In exploring the joint problem, the main goal of the paper was to investigate whether the Lockean Thesis is compatible with reasonable belief and degree of belief aggregation functions. While the Lockean Thesis is dubitable (see, e.g., Buchak 2014), it is typically regarded as highly attractive, because, among other reasons, it forbids cases where the rational degree of belief in one proposition, φ, is greater than the rational degree of belief in another proposition, ψ, and yet it is rational to believe ψ and it is not rational to believe φ. As shown by Leitgeb (2014), the Lockean Thesis is also very demanding: Assuming (1) consistency and deductive closure for belief sets, and (2) probabilistic coherence for degrees of belief, the Thesis implies that the determination of whether it is rational for an agent (or a collective) to believe a respective proposition is dependent, not just upon the agent’s degree of belief in the proposition, but also upon the agent’s degrees of belief in other propositions and upon the very possibilities that are individuated by the agent’s degree of belief function. Given the demandingness of the Lockean Thesis, it would have been reasonable to expect the Thesis to place significant constraints upon belief aggregation and/or degree of belief aggregation. The results of the preceding section bear out this expectation.

In evaluating the tenability of the Lockean Thesis in the context of the joint problem, I considered three ‘preservationist’ principles concerning when and how acceptable aggregation functions should yield collective beliefs and degrees of belief that satisfy the Lockean Thesis. Two of the principles proved to be unsatisfactory. One principle, SL, is unappealing, because it permits individuals within a group to have different beliefs, while having identical degree of belief functions. A second principle, Lr (for any setting of r in (0.5, 1)), is just too demanding, as it would require that we abandon at least one non-negotiable aggregation principle (as illustrated by Theorem 1). In the end, my investigation focused on a principle called Preservation of Lockean Credulity (PLC), though it is possible that I have overlooked other principles that warrant exploration.

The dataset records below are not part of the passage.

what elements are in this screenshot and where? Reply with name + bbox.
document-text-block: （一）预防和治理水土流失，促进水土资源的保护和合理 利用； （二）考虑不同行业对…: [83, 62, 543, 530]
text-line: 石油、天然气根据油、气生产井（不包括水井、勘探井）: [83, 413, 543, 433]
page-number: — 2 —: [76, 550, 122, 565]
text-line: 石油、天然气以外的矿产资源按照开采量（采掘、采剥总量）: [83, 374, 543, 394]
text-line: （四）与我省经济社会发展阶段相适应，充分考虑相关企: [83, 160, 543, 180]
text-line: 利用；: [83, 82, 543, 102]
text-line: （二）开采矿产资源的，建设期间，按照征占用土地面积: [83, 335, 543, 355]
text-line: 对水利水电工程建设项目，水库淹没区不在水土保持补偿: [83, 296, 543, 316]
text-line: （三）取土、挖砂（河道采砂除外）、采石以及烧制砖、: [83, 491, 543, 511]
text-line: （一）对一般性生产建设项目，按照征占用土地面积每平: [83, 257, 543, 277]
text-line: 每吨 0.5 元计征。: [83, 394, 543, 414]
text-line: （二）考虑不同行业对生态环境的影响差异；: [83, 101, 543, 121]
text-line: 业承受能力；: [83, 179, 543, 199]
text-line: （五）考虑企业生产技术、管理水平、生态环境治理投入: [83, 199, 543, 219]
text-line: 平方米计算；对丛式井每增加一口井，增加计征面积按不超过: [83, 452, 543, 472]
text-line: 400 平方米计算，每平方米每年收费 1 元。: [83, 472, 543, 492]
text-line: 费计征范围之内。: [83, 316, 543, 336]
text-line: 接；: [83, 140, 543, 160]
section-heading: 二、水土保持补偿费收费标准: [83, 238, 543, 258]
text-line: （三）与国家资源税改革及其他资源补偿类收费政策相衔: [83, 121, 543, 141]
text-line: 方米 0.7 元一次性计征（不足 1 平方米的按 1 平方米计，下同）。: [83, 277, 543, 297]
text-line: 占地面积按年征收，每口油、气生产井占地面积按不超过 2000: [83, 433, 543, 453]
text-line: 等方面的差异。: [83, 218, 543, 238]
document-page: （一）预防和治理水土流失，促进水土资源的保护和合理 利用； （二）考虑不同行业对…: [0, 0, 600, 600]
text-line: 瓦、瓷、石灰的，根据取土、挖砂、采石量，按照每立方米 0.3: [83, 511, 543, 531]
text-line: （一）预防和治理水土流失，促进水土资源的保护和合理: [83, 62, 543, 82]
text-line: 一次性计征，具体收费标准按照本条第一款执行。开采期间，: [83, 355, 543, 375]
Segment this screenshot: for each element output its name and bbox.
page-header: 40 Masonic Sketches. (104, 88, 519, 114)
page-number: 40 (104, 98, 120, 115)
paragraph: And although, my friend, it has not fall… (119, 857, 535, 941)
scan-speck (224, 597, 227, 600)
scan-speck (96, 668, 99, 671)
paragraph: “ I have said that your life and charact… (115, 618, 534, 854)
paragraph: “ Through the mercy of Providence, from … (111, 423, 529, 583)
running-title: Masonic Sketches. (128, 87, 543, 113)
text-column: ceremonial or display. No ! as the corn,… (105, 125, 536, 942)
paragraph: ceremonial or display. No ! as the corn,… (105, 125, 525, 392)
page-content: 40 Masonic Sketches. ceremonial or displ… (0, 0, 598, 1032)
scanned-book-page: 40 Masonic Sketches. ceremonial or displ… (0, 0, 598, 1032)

As encapsulated by PLC, Theorem 7 shows that the Lockean Thesis is compatible with an ensemble of principles that may plausibly be regarded as specifying the non-negotiable core of belief and degree of belief aggregation, namely: universality of inputs (Ub and Up), anonymity (Ab and Ap), neutrality (Nb and Np), unanimity (UNb and UNp), and weak dominance (WDb and WDp). Theorem 7 also shows that our options are very open regarding the sort of belief aggregation function we may adopt, assuming a commitment to PLC. On the other hand, PLC closes off some other significant principles concerning degree of belief aggregation: Theorem 4 and its corollary show that Irrelevance of Alternatives (IA) and Linear Weighting (LW) are problematic, while Theorems 8 and 9 show that Independence Preservation (IP) and Commutativity with Learning (CL) are problematic. The impossibility results presented in Sect. 4 (i.e., Theorems 4, 8, and 9) bear out the claim that acceptance of the Lockean Thesis would place significant constraints on what degree of belief aggregation function one may adopt. On the other hand, the possibility results presented in Sect. 4 (i.e., Theorems 3, 5, 6, and 7) show that the cost of accepting the Lockean Thesis might well be tolerable.